NYCPlanning / db-developments

🏠 🏘️ 🏗️ Developments Database
https://nycplanning.github.io/db-developments
8 stars 2 forks source link

dob geocoded join issue #541

Closed td928 closed 2 years ago

td928 commented 2 years ago

539 1 reviewer is good 🐠

overview

Solution to the problem is actually really simple and totally self-inflicted (I removed the DOB_DATA_DATE in an earlier commit when I can't get data sync to run correctly.

I think there will be a follow up PR after this is merged in to dev and we can look at the results with qaqc app. Then another one points to the main for rerunning the final output.

Review Tips

To test locally, I recommend rerunning the dob part of the dataloading. One thing to pay attention to here is the dob_geocoded_results would get loaded and renamed to _geo_devdb. Something about the primary key constraint might prevent you from reloading it properly if you have a local build. I would recommend deleting the _geo_devdb before trying run the dataloading.

Once build finish I think there are few ways to check. One is to run the test comparing final bbl and job_number because they should now be in the same borough (first digit is the same). There should be only 6600 records and most of them dob now records which job number starts with a letter instead of .

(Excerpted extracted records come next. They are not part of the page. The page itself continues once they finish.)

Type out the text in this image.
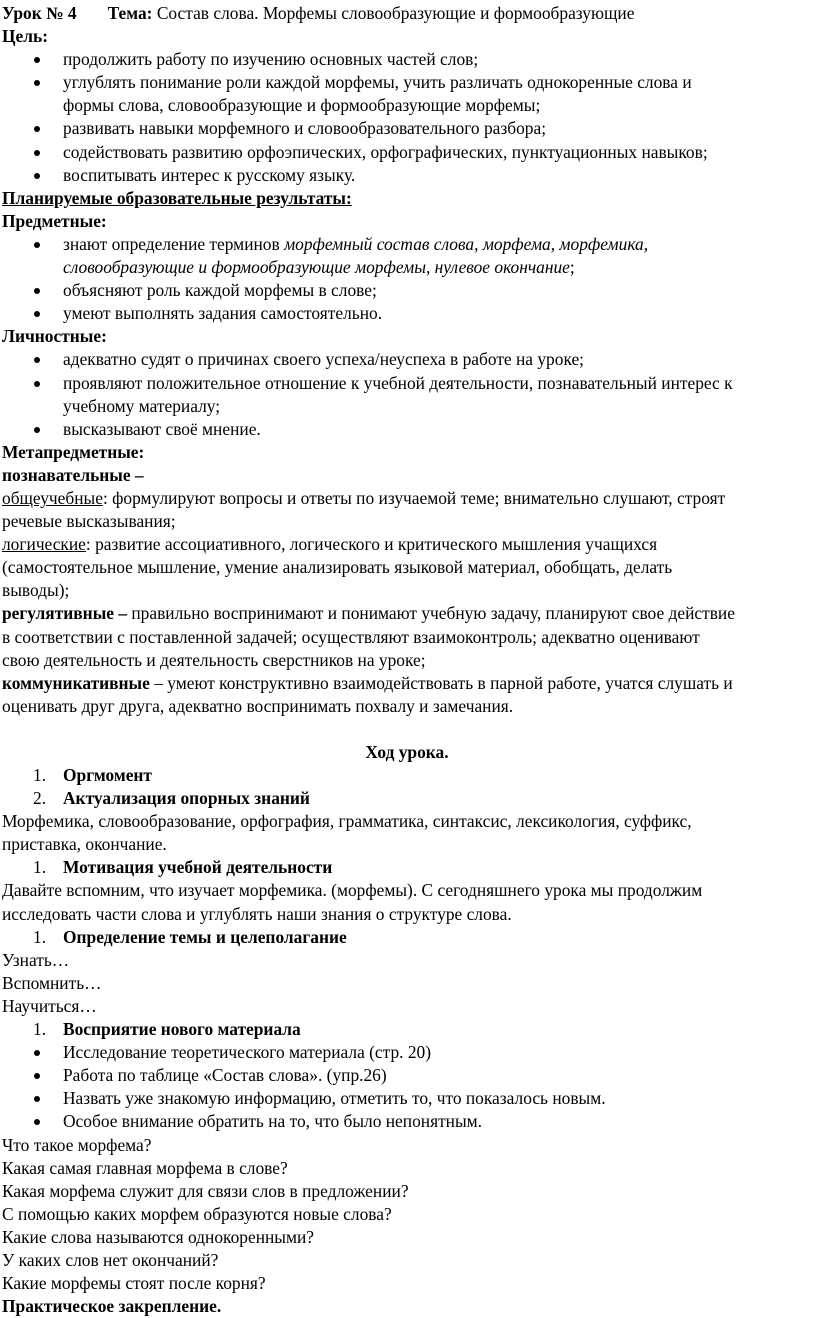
Урок № 4 Тема: Состав слова. Морфемы словообразующие и формообразующие
Цель:
продолжить работу по изучению основных частей слов;
углублять понимание роли каждой морфемы, учить различать однокоренные слова и
формы слова, словообразующие и формообразующие морфемы;
развивать навыки морфемного и словообразовательного разбора;
содействовать развитию орфоэпических, орфографических, пунктуационных навыков;
воспитывать интерес к русскому языку.
Планируемые образовательные результаты:
Предметные:
знают определение терминов морфемный состав слова, морфема, морфемика,
словообразующие и формообразующие морфемы, нулевое окончание;
объясняют роль каждой морфемы в слове;
умеют выполнять задания самостоятельно.
Личностные:
адекватно судят о причинах своего успеха/неуспеха в работе на уроке;
проявляют положительное отношение к учебной деятельности, познавательный интерес к
учебному материалу;
высказывают своё мнение.
Метапредметные:
познавательные –
общеучебные: формулируют вопросы и ответы по изучаемой теме; внимательно слушают, строят
речевые высказывания;
логические: развитие ассоциативного, логического и критического мышления учащихся
(самостоятельное мышление, умение анализировать языковой материал, обобщать, делать
выводы);
регулятивные – правильно воспринимают и понимают учебную задачу, планируют свое действие
в соответствии с поставленной задачей; осуществляют взаимоконтроль; адекватно оценивают
свою деятельность и деятельность сверстников на уроке;
коммуникативные – умеют конструктивно взаимодействовать в парной работе, учатся слушать и
оценивать друг друга, адекватно воспринимать похвалу и замечания.
Ход урока.
1. Оргмомент
2. Актуализация опорных знаний
Морфемика, словообразование, орфография, грамматика, синтаксис, лексикология, суффикс,
приставка, окончание.
1. Мотивация учебной деятельности
Давайте вспомним, что изучает морфемика. (морфемы). С сегодняшнего урока мы продолжим
исследовать части слова и углублять наши знания о структуре слова.
1. Определение темы и целеполагание
Узнать…
Вспомнить…
Научиться…
1. Восприятие нового материала
Исследование теоретического материала (стр. 20)
Работа по таблице «Состав слова». (упр.26)
Назвать уже знакомую информацию, отметить то, что показалось новым.
Особое внимание обратить на то, что было непонятным.
Что такое морфема?
Какая самая главная морфема в слове?
Какая морфема служит для связи слов в предложении?
С помощью каких морфем образуются новые слова?
Какие слова называются однокоренными?
У каких слов нет окончаний?
Какие морфемы стоят после корня?
Практическое закрепление.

Another way is to look into the final_qaqc table where the flags dem_bn_overlap and dup_bbl_address_units now should go back to on par with 20Q4. Of course, this might be easier done when output is rerun on dev and we can use the qaqc app for that.

SashaWeinstein commented 2 years ago

I want to flag that the manual corrections table doesn't match as PR #538 was merged to main and not to dev. I think we should open a PR to get that change into dev before we merge this. I can do that now

SashaWeinstein commented 2 years ago

I also think this feature branch was branched off main instead of dev, maybe solution is rebase instead

td928 commented 2 years ago

I think it is totally fine to merge this along with the new manual corrections table since it is not really code change @SashaWeinstein Unless it would cause some git issues down the line then I am all for a PR just for that. And just to confirm it is branched off main.

td928 commented 2 years ago

I am guessing it would be fine but if it would mess up the merge from dev to main for the future then I would definitely listen and try rebasing.

SashaWeinstein commented 2 years ago

I the best way forward is that the changes to the manual corrections should be merged from main to dev and this PR should be rebased

td928 commented 2 years ago

Or I will just point this branch to merge into main but also put this PR on hold until I have another PR for the manual correction work for dev

SashaWeinstein commented 2 years ago

Wait sorry I have another question on branching here: should this PR to point to main instead?

mbh329 commented 2 years ago

Took a look at the final_devdb table and the job_number and bbl match now, there are 5 records that do not match but I think that is coming directly from the DOB data

td928 commented 2 years ago

Wait sorry I have another question on branching here: should this PR to point to main instead?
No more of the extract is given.